Les corps à corps d'Eva et Niki...

Publié le 26 Septembre 2014

Les corps à corps d'Eva et Niki...

Si la culture est ce qui résiste à la distraction - selon Pasolini - en nous offrant des multitudes de points de vue sur le monde qui font barrage aux tentations totalitaires de vérités univoques, elle est aussi notre principal rempart contre la barbarie en produisant à travers l'espace et le temps de subtils précipités de nos sensibilités et de nos intelligences.
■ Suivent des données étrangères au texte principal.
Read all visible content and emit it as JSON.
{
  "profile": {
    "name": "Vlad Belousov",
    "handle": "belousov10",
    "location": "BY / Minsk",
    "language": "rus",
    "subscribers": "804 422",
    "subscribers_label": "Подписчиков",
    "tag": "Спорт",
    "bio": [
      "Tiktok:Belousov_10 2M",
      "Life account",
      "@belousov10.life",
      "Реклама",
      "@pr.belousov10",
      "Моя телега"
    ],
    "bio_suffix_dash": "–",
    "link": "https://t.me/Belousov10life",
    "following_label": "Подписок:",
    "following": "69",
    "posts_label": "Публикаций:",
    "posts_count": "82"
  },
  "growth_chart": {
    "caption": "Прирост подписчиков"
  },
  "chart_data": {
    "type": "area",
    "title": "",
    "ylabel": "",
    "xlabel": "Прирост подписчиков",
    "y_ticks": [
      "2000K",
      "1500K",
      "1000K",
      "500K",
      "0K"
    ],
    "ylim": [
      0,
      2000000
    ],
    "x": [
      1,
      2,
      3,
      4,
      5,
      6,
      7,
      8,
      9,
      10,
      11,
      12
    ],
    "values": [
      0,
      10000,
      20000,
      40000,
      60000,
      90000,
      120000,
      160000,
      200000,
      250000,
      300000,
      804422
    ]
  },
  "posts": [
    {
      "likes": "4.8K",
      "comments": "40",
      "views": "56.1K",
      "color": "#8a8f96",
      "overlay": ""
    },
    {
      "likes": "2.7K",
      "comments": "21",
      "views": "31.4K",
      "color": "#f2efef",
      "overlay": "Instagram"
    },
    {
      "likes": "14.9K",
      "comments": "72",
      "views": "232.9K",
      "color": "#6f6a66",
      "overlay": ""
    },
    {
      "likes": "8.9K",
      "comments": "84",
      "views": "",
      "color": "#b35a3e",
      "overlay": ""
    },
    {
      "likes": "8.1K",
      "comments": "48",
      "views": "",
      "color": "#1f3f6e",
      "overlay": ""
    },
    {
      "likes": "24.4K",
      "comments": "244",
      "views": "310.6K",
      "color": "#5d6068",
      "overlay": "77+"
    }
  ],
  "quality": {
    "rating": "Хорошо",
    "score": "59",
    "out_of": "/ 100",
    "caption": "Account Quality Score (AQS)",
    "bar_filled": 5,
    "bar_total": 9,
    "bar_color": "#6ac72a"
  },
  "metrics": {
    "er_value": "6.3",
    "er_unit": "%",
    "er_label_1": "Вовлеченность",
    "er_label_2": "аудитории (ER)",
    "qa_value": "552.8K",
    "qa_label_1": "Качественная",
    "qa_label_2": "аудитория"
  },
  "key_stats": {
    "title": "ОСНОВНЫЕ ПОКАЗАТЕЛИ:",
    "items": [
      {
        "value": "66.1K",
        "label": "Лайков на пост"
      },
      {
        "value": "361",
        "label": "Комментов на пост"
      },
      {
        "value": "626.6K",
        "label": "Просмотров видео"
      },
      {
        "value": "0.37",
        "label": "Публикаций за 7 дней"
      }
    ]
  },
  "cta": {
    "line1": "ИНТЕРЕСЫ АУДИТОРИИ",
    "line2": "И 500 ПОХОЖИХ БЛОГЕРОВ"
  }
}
Si les hérétiques, les sorcières ou les livres ont connu les mêmes flammes de l'Inquisition, si les totalitarismes politiques du XXe siècle ont fait des millions de morts, je ne vois pas de génocides qui se soient commis au nom de l'art - que ce soit de la littérature, de la poésie, de la musique, de la peinture ou du théâtre... Les différents se discutent dans l'arène artistique - parfois de façon musclée mais rarement en faisant couler le sang ou en ôtant des vies... Et pourtant les espaces de pensée et d'émotions qu'ouvrent la culture sont des plus précieux, de ceux qui nous permettent de grandir en humanité et en liberté. Que ce soit dans la vie de celles et ceux qui créent ou de celles et ceux qui reçoivent et partagent ces créations.

Si toute une part de la création découle des questionnements humains devant les mystères et la beauté du monde, ce sont souvent aussi des souffrances indicibles dans l'enfance qui s'actualiseront dans l'imaginaire créateur de l'âge adulte.
Pour Eva et Niki, il y a ce même crime perpétré dans leur enfance, ce même abus de leur corps par l'homme qui avait tout pouvoir sur elles et d'abord le devoir de les protéger et la nécessité de les aimer - mais qui utilisera cette autorité pour satisfaire des pulsions sadiques visant la destruction symbolique de l'existence de l'autre en tant qu'entité libre et séparée. Nées dans deux milieux très différents, le père de Niki était banquier et celui d'Eva beaucoup plus modeste, elle vont incorporer ce traumatisme chacune à leur manière dans leur façon de vivre leurs corps, leur vie de femmes et leurs rapports au hommes, aux autres et au monde.

C'est peut-être pour d'abord s'inventer d'autres vies que la sienne qu'Eva va choisir de devenir comédienne, pour mettre son corps à distance en multipliant les rôles, en prenant la parole pour dire son monde. Ce qu'elle fait avec la troupe des Trois Jeanne qui - en 1976 - commenceront à passer au crible et avec humour les rapports femmes/hommes. (Je te le dis Jeanne c’est pas une vie la vie qu’on vit.)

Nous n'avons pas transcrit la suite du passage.